クリロナ似の快速ボーイが、虎の遊撃争いに殴り込む。阪神からドラフト3位指名を受けた立大・熊谷敬宥内野手(4年=仙台育英)は「どんなときでも走れる決断力を身につけたい。チームを救える走塁で貢献していきたい」と、自慢の走力でポジションをつかむ意気込みだ。「守備位置は違うけど(阪神OBの)赤星選手に憧れている」。50メートル5秒8の俊足で、スピードスターとして1軍の舞台へと切り込む。

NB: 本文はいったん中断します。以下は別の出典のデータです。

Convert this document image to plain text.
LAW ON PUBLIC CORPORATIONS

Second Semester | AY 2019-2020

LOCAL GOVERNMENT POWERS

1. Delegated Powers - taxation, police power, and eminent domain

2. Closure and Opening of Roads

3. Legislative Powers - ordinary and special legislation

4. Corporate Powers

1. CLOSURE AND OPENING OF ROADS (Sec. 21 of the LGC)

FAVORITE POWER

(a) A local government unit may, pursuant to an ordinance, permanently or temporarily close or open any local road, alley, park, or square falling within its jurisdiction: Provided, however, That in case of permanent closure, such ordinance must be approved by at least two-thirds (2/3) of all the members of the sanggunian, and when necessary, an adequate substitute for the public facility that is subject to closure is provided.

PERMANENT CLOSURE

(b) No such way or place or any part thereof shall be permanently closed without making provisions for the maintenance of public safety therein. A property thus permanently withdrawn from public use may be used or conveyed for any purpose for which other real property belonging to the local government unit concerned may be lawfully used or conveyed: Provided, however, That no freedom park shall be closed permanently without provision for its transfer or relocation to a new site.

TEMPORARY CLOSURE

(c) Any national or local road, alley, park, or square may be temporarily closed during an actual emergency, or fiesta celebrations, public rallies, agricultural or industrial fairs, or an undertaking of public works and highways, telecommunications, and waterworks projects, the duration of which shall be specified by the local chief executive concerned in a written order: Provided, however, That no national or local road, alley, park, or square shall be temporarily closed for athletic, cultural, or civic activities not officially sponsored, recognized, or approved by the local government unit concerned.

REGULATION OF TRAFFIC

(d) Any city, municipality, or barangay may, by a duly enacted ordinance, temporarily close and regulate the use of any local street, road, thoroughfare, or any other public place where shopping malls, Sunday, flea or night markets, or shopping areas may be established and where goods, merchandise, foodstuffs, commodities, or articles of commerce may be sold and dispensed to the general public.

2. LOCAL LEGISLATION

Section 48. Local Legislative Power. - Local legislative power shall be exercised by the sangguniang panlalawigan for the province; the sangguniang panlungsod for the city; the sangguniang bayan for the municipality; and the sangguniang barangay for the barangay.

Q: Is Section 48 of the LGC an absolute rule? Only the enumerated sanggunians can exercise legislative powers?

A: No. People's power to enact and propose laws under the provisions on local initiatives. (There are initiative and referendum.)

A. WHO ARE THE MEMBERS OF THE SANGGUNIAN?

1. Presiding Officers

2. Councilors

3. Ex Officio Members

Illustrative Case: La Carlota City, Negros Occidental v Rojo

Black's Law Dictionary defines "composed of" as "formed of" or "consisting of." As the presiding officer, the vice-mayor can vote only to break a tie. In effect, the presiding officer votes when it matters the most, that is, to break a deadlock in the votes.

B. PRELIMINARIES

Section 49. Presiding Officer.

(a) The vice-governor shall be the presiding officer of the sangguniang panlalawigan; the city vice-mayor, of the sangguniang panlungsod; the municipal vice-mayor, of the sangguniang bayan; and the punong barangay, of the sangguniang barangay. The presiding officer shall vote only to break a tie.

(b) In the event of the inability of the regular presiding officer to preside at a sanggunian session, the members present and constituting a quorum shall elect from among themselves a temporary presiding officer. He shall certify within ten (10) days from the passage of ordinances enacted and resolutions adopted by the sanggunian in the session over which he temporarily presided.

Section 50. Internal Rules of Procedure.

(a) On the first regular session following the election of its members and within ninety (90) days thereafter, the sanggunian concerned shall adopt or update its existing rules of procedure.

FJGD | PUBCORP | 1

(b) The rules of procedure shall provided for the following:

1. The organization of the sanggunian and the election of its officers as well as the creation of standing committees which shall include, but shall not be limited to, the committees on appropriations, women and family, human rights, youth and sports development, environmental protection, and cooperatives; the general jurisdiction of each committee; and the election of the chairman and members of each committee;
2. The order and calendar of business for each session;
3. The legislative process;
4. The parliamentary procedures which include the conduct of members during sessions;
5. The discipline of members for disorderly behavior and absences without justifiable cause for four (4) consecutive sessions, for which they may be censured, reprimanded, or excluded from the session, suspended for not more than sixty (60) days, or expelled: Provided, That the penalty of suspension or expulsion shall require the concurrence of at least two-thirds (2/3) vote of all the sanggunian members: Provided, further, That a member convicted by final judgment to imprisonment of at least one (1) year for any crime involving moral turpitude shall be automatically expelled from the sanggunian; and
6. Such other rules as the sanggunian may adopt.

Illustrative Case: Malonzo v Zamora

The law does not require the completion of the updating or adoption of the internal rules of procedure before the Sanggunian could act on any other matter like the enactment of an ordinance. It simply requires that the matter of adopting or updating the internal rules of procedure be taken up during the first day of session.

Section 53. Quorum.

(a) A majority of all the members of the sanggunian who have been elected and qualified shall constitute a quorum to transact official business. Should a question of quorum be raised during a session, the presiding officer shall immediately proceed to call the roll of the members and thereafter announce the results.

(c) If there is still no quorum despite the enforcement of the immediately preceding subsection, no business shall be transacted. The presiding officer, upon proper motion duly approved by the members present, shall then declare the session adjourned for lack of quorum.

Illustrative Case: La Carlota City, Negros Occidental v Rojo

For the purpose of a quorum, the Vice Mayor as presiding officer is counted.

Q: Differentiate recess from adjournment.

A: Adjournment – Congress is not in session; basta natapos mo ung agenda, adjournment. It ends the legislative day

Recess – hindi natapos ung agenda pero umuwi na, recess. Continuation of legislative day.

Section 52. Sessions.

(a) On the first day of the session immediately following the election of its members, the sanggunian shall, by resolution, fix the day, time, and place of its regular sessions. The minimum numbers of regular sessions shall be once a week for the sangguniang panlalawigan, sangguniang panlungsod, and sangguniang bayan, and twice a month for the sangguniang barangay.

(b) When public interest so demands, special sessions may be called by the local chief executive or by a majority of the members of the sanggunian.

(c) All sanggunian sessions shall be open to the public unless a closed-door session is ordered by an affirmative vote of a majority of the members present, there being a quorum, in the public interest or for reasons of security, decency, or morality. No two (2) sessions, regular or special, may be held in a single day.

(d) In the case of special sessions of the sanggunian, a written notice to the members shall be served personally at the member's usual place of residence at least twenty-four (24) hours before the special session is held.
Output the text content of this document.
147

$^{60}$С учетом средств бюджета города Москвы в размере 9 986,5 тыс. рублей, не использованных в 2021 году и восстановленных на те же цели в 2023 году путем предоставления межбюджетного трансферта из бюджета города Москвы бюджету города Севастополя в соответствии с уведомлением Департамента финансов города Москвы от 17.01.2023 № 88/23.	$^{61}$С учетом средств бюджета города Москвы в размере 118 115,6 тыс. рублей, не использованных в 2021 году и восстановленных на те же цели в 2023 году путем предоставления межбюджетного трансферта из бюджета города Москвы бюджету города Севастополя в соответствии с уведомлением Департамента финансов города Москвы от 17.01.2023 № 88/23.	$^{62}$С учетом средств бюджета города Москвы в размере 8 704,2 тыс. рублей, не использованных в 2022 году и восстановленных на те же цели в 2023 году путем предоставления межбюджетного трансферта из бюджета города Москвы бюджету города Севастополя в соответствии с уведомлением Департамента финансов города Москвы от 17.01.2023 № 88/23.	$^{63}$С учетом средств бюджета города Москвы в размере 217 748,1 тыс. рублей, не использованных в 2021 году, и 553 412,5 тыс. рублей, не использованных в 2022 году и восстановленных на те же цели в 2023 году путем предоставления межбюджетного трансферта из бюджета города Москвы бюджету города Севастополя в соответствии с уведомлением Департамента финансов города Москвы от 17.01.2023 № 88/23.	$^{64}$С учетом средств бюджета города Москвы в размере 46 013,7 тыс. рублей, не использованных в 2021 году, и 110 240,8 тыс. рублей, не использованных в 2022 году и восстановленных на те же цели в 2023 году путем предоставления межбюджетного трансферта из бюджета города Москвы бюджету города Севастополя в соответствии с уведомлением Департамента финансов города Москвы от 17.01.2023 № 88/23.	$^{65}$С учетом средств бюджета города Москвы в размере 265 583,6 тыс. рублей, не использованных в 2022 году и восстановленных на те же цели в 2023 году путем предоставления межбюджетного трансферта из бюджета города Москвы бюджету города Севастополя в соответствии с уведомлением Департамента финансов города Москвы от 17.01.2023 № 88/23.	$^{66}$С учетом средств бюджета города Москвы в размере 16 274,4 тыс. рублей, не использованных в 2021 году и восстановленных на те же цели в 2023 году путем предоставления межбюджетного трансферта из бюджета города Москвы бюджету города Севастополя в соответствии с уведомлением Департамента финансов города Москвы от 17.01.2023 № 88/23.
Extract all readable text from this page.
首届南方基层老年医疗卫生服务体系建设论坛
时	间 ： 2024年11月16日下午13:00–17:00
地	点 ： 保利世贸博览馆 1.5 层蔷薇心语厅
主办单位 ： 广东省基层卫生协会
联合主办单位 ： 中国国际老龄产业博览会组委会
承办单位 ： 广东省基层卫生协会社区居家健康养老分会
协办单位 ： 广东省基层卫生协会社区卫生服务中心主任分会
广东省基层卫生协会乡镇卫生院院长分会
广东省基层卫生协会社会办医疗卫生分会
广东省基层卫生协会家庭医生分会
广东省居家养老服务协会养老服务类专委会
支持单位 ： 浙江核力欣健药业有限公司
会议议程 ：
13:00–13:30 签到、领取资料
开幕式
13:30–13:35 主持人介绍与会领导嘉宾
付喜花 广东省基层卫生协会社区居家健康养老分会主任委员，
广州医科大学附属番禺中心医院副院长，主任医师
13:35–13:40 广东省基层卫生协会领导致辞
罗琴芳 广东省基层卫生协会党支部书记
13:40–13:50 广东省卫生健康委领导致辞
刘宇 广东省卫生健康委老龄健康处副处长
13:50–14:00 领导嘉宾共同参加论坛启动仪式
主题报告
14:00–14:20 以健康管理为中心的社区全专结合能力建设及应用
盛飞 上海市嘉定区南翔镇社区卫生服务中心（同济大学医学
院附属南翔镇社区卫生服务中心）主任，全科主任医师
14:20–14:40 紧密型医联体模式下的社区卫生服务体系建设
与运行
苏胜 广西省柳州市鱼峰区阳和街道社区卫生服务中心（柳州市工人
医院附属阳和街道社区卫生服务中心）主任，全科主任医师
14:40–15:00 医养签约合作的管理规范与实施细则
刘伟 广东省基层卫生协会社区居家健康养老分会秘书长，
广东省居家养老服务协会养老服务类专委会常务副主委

 強靱(きょうじん)な脚力を身につけたのは中学時代だ。「自転車で坂道を1時間くらい上って通学していたので、足の筋力がついた。毎朝6時くらいに家を出ていたと思います」と野球のためなら早起きも苦にしないイケメン。しかし「休日は基本的に部屋を出ない」というインドア派であり、動画投稿サイト「YouTube」を見ることが多いそうだ。野球の映像をチェックするのはもちろん、お気に入りはサッカー動画であり「レアルが好き。(顔が)クリロナに似ていると言われるとうれしい」と指名後は笑顔をはじかせた。

 仲間から胴上げで祝福された直後には「将来的には日本を代表するショートになりたい。まずは、開幕1軍を目指して練習していきます」と“クリロナ級”の目標設定を課した175センチの大物だ。

 ドラフト1位で同じく阪神に指名された馬場は、仙台育英時代の球友。「(指名後は)まだ、連絡は取れていませんけど。また甲子園で(馬場の)後ろを守りたい」。描いた青写真まで、全速力で駆け上がる。【真柴健】

 ◆熊谷敬宥(くまがい・たかひろ)1995年(平7)11月10日生まれ。宮城県仙台市出身。小学3年時に南光台少年野球クラブで野球を始める。仙台育英-立大を経て、17年ドラフト阪神から3位指名を受けた。今春には主将を務め、東京6大学リーグで盗塁王を獲得し、チームを59年ぶりの大学日本一に導いた。家族構成は両親、姉、弟。175センチ、72キロ。右投げ右打ち。